Kirchheim. Entlang dem Albtrauf ist das Landschaftsbild von Streuobstwiesen geprägt, die sich an den ansteigenden Bergsockel legen. Bergauf folgt mancherorts eine schmale Zone Schafheide, am eigentlichen Steilhang dann der Laubwald. Am Teckberg sind 28 Hektar dieser Obstwiesen seit 1999 in das „Naturschutzgebiet Teck“ einbezogen. Ortsnahe Bereiche wurden schon früher als Landschaftsschutzgebiete ausgewiesen. So soll ein großflächiges Landschaftsgefüge besonderer Vielfalt, Eigenart und Schönheit erhalten bleiben. Anders als im Wald stehen die Bäume über die Fläche gestreut, was den Vergleich mit der Savanne herausfordert. Naturverbundene Menschen und Erholungssuchende fühlen sich davon zu allen Jahreszeiten angezogen.
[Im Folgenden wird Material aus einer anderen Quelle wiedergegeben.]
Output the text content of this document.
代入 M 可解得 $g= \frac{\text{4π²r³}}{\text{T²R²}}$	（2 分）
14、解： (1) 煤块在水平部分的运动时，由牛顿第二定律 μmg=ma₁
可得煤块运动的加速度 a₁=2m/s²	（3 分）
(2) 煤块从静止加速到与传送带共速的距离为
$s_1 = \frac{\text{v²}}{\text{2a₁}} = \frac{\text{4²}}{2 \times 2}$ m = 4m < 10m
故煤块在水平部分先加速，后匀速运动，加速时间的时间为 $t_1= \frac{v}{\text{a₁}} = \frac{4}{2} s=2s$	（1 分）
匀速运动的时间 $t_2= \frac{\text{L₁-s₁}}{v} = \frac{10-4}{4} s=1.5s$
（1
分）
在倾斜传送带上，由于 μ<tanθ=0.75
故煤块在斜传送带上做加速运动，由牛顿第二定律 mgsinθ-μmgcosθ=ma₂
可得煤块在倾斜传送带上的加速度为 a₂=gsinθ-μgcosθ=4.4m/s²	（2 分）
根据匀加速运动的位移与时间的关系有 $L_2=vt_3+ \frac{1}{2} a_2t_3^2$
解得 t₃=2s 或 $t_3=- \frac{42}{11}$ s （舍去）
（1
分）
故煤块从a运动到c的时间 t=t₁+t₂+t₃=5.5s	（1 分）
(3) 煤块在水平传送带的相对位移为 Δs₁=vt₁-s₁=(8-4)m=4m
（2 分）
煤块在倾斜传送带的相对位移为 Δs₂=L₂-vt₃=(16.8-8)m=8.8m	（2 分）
Die Struktur dieser Landschaft verleitet auf den ersten Blick zu der Annahme, die heutigen Obstwiesen seien eine über Jahrtausende gewachsene Kulturlandschaft. Beschäftigt man sich genauer mit ihrer Entstehung, wird rasch klar, dass sie ein relativ junges Element in der Geschichte unserer Landschaft sind. Zur Zeit Karls des Großen breiteten sich veredelte Obstbäume in den damaligen Weinbergen aus. Daraus entfachte sich ein Jahrhunderte währender Konflikt zwischen Landesherren und Behörden einerseits mit den Untertanen andererseits: Obstbäume in Rebanlagen konnten durch Schattenwurf oder Ausbreitung der Wurzeln den Ertrag am Wein verringern, vollends wenn es sich um Walnussbäume handelte. Weil auch die Güte des Weins darunter litt, minderte dies infolge die Qualität und Menge des herrschaftlichen Zehnten. In vielen Dekreten dieser Zeit wird verkündet, dass sämtliche Obstbäume außer allenfalls zwei, aus den Weinbergen zu entfernen seien. Mancher Landmann widersetzte sich dieser Auflage: Anstatt die Bäume ganz zu beseitigen, sägte man sie nur teilweise ab und ermöglichte so den Neuaustrieb.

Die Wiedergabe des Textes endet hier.